August 19th, 2010 No comments

First off, for my readers who don’t do Crossfit, 98% of this post will make no sense to you. Crossfitters and the brave non-Crossfitters, read on…

Aside from being a genius, many people often bring up the fact that Albert Einstein was a major proponent of Crossfit. Of course, in the finest tradition of what passes for journalism in 2010, “many people” means me. But rest assured, I have it on good authority (me again) that all of my facts are sound.

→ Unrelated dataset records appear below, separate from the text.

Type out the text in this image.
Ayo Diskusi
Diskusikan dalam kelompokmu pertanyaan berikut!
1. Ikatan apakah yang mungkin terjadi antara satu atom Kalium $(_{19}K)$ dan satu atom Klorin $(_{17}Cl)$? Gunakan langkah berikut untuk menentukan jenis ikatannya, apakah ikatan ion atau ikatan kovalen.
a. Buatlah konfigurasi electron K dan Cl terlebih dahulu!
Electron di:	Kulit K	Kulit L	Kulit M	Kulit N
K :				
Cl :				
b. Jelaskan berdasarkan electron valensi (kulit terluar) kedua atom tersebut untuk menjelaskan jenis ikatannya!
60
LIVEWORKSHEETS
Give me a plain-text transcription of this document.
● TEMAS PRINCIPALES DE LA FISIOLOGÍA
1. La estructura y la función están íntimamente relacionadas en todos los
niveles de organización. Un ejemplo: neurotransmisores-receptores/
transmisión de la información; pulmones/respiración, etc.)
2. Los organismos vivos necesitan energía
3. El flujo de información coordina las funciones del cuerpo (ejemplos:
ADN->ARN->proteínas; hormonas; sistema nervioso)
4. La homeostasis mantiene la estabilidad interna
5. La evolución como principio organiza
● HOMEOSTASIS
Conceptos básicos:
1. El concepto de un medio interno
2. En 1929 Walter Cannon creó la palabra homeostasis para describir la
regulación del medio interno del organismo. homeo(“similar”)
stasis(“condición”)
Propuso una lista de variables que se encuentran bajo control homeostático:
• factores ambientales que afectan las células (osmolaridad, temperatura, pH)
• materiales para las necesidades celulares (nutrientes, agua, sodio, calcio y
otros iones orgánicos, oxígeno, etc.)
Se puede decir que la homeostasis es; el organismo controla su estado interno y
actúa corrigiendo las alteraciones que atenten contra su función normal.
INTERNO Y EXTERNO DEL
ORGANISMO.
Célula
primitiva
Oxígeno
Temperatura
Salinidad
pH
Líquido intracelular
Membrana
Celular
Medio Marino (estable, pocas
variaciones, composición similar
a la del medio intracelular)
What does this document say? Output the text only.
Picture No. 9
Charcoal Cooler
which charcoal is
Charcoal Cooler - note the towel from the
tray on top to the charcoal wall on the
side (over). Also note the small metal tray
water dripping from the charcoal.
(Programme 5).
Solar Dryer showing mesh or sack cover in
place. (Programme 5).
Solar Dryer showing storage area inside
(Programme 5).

“Let the bodies hit the floor.” – Albert Einstein

The most notable of of Einstein’s accomplishments achieved during Crossfit (aside from his sub-2 minute Fran time – the man was an animal) was his Theory of Crossfit Relativity. From what I’ve uncovered in my Einstein/Crossfit research, the theory was developed during a workout much like the one we had today at CFNH:

4 minute AMRAP
3 Cleans, 115/75
6 CTB Pull ups

rest 3 minutes

4 minute AMRAP
3 SDHP, 115/75
6 Burpees

rest 5 minutes

4 minutes to get a max OHS

Einsetin noted that during the AMRAP phase four minutes appeared to slow down, lasting approximately ten minutes. Yet during the rest period, time was accelerated – three minutes actually lasted about one minute and five minutes around two and one half. The most intriguing finding was in the final part of the workout. His previous findings would seem to indicate the last four minutes would be, if not ten minutes long, at least substantially longer than the actual four minutes. Instead, time once again sped up. The final round of work was a subjective two minutes long.

After making a substantial sweat angel on the floor for one minute (ten minutes in real-time), he crawled over to his journal and wrote down the start of what would be his most famous equation: “E=mcowww” Or, in layman’s terms, “Energy equals mass times the speed of light raised to the power of how much I hate AMRAPs.”

Then, being a true Crossfitter and Man of Science, Einstein puked.